This post is a departure from the grammatical theme, but I wanted to share with you my excitement at the publication – as both an e-book and a paperback – of my late Mother’s memoir, which captures her reminiscences of the Second World War and life under communism in Poland. This short book offers a revealing snapshot of the terror and some of the hardships she endured during the war and the privations she suffered under communism, which held Poland in its grip until 1989.
This year marks the centenary of her birth; editing, translating and publishing this snapshot is my tribute to her. Clearly, this subject won’t resonate with readers from other countries in the way it does with us Poles, and I certainly don’t expect you to want to read the book, but I am delighted nevertheless.

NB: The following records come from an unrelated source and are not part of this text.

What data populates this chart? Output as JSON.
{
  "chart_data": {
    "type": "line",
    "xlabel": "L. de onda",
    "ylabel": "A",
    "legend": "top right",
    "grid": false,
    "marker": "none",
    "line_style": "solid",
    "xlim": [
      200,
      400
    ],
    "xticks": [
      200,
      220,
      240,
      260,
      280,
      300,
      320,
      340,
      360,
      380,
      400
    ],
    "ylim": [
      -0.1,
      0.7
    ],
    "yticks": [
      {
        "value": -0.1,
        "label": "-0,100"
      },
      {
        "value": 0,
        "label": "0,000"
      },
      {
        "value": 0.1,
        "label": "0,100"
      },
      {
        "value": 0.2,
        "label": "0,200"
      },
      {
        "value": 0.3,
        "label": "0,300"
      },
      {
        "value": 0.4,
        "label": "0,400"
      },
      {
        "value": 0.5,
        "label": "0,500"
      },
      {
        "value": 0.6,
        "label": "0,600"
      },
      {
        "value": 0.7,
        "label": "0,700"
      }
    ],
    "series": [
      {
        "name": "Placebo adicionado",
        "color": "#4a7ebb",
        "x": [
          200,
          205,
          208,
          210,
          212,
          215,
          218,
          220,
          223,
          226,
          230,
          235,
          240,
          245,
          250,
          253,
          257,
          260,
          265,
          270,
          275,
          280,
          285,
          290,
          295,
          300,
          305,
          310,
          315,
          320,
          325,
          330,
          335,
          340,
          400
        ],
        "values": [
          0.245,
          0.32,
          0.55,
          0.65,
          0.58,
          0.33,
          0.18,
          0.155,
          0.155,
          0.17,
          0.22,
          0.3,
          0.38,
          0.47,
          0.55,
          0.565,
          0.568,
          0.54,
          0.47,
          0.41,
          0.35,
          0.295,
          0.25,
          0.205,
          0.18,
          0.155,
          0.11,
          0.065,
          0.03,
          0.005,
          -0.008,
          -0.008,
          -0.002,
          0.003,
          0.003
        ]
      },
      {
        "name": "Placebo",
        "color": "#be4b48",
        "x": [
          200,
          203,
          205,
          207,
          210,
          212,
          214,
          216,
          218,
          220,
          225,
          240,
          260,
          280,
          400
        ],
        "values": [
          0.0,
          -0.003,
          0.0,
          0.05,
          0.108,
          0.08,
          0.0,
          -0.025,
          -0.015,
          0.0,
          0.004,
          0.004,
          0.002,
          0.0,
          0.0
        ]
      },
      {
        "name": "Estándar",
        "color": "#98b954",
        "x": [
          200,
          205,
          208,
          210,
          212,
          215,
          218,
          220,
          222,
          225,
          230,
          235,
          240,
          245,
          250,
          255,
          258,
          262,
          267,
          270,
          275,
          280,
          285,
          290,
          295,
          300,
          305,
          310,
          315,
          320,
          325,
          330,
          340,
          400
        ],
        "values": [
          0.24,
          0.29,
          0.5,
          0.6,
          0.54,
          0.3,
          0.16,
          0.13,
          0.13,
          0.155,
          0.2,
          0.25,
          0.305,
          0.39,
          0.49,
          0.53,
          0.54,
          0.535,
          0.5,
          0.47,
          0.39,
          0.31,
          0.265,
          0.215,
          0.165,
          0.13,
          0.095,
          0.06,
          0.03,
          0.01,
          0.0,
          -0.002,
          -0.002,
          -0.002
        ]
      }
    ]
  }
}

Below is given a short extract which describes the return of my parents, who had endured over four years of the Nazi occupation in Warsaw before its destruction, to the bombed-out city shortly after the war had ended.

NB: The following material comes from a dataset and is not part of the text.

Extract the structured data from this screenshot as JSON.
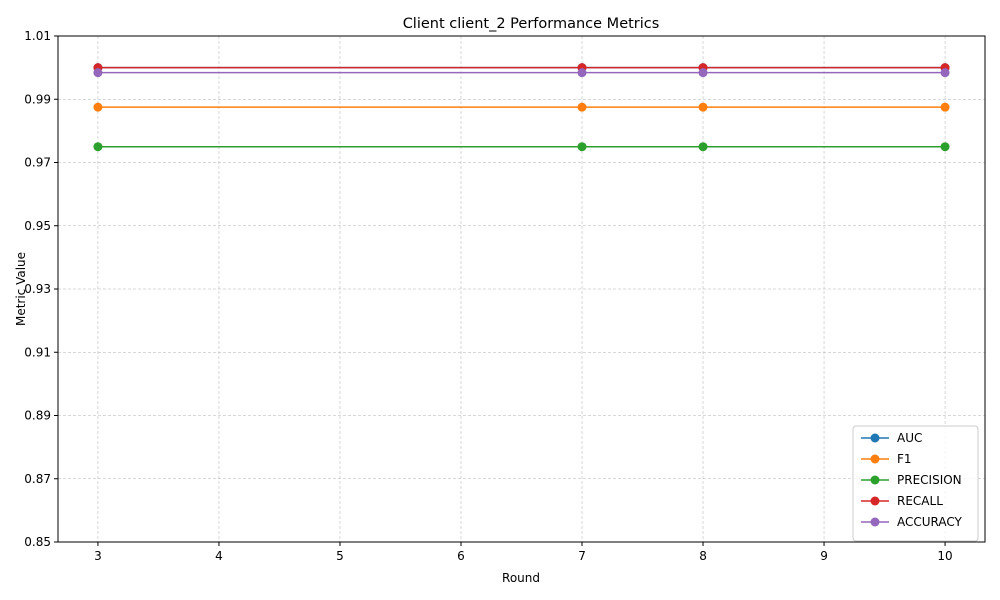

Between Black Death and Red Plague
The train went as far as the undamaged track would carry it but then had to stop – several kilometres short of Warsaw. We had no choice but to make the remainder of the journey on foot. It was already afternoon, and it would start getting dark soon. The weather deteriorated further, with snow and sleet turning into a blizzard. We had set off alongside all the other travellers from the train, but, as we reached the outskirts of Warsaw, I became so weak that I was barely able to drag my blistered feet. Among the ruins, Kazio found us a nook in which to shelter from the blizzard, and, there, we finished our soup and rested a while till I was ready to resume the trek.
The landscape around us was unreal: a sea of ruin, rubble and tangled metal, with barely a wall standing erect. The stream of the travellers from the train, Mr Bagnievski among them, had been reduced to a trickle as – little by little – people had dispersed in different directions, each individual or a little group heading for where their home used to be. We made straight for the factory – and our flat there. The burnt-out shell of the building was still standing, but it looked as if it might collapse at any minute. The solid staircase was still attached to the wall, but it led nowhere, for the third floor, which had housed our flat, and the roof above it had both been completely destroyed.

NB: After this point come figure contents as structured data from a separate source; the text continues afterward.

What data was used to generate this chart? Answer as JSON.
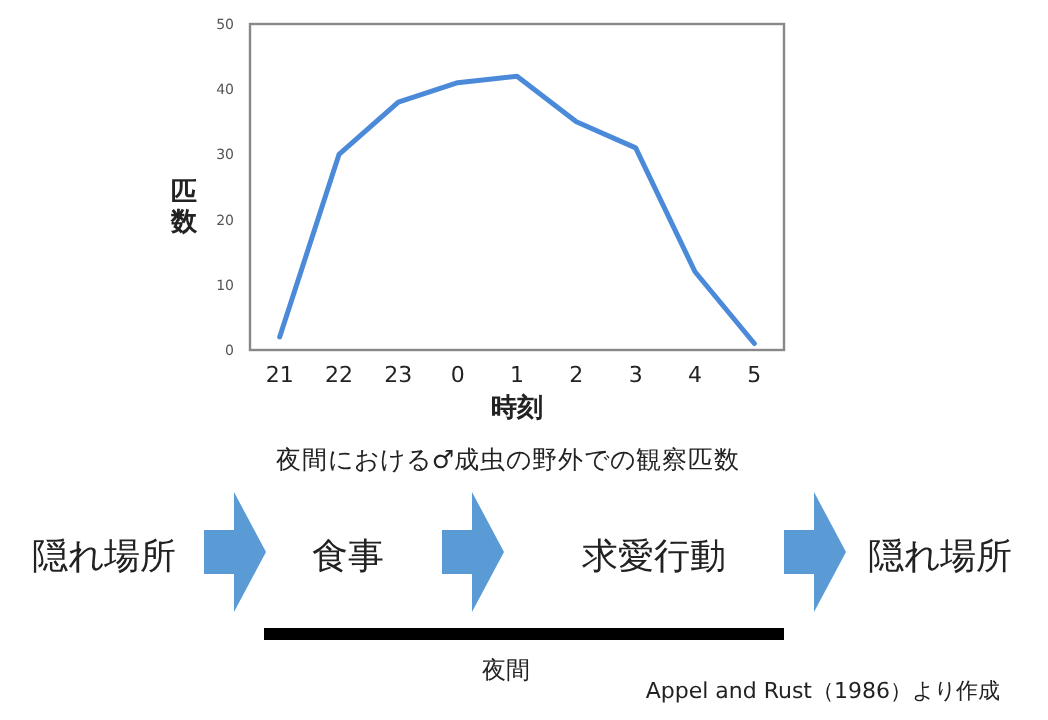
{
  "chart_data": {
    "type": "line",
    "title": "夜間における♂成虫の野外での観察匹数",
    "xlabel": "時刻",
    "ylabel": "匹数",
    "categories": [
      "21",
      "22",
      "23",
      "0",
      "1",
      "2",
      "3",
      "4",
      "5"
    ],
    "series": [
      {
        "color": "#4a8ad8",
        "values": [
          2,
          30,
          38,
          41,
          42,
          35,
          31,
          12,
          1
        ]
      }
    ],
    "ylim": [
      0,
      50
    ],
    "yticks": [
      0,
      10,
      20,
      30,
      40,
      50
    ],
    "grid": false,
    "marker": "none",
    "line_style": "solid",
    "annotations": [
      "隠れ場所",
      "食事",
      "求愛行動",
      "隠れ場所",
      "夜間",
      "Appel and Rust（1986）より作成"
    ]
  }
}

We entered the cellar, where we had hidden some of our possessions before the exodus. Everything of value had been plundered, and what had no value to others had been scattered about. Our photographs and documents had been either destroyed or blown away, so there was very little for us to pick up. The mementos of our pre-war life – all gone. We carefully climbed the section of the stairs which was still serviceable and stood there, at the top, under the heavy winter sky, staring in silence at the pile of rubble, open and exposed to the elements, that used to be our flat. Then, still without a word, we went down the stairs and into the street. Throughout our enforced exile, I used to dream about our flat. But, after that day, when I saw with my own eyes that our home had been destroyed, I never had that dream again.